Deputado fala sobre projetos do PSL para o Brasil

Wellington Serrano –

O deputado federal, Márcio Labre (PSL-RJ), visitou a redação de A TRIBUNA e defendeu a desburocratização nos processos de registro de remédios no Brasil, falou do seu projeto que objetiva a criação de uma exceção à computação de pontos das infrações, com o qual infrações identificadas como administrativas não mais computarão pontos a carteira do proprietário do veículo, e ressaltou que, atualmente, há ausência de propostas políticas pois os “candidatos só desqualificam os outros”. Ele obteve a preferência de mais de 46.934 mil eleitores, tornando-se o sétimo deputado federal do partido mais votado do Rio de Janeiro.

Ele, que é jornalista, nascido e criado em Irajá, defende as bandeiras das pautas da Economia, Saúde e Turismo. Com um ano de mandato, se julga adaptado com os processos e funcionamento da Câmara dos Deputados e apto para atender a população do Rio de Janeiro.

“Além do meu comprometimento em defender os interesses da sociedade brasileira, sou de ouvir a população e trabalhar na produção de PLs e fiscalização do Poder Executivo”, disse.

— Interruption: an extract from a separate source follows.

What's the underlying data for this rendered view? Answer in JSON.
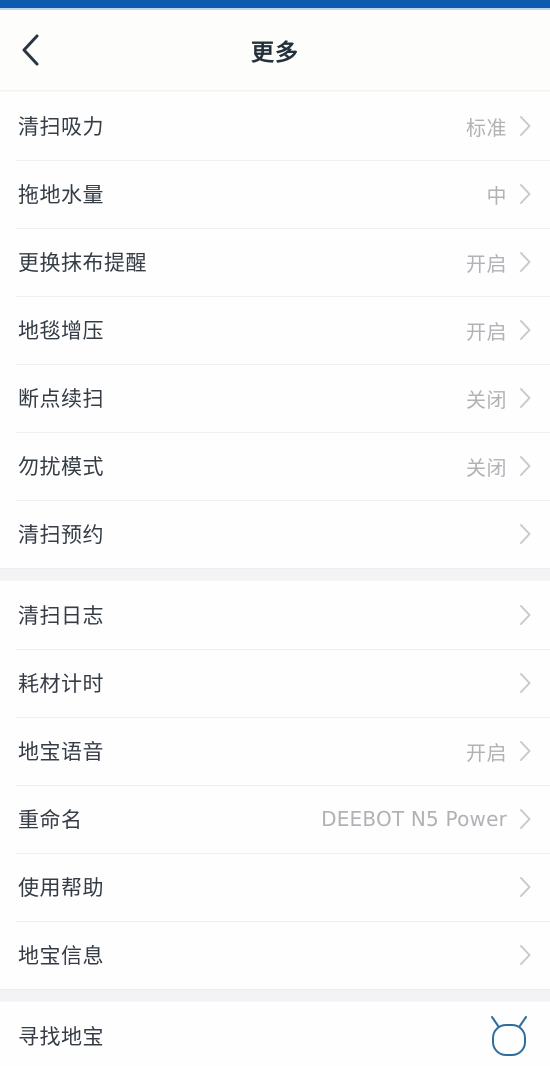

Marcio Labre é casado e pai de dois filhos. Antes de ser eleito trabalhou como empresário e jornalista no setor privado, mas antes disso trabalhou no setor público no ramo de Arquitetura e Engenharia.

“Atuei 13 anos como dono de loja de automóveis. Na área do jornalismo trabalhei em site próprio e como articulista de alguns blogs, como ‘Terça Livre’, que ficou conhecido nas redes sociais pelo seu canal no Youtube, o ‘Panorama Brasil’, e por postagens sobre análise política. Labre disse que a ideia de ser deputado federal foi devido à falta de políticos que o representasse.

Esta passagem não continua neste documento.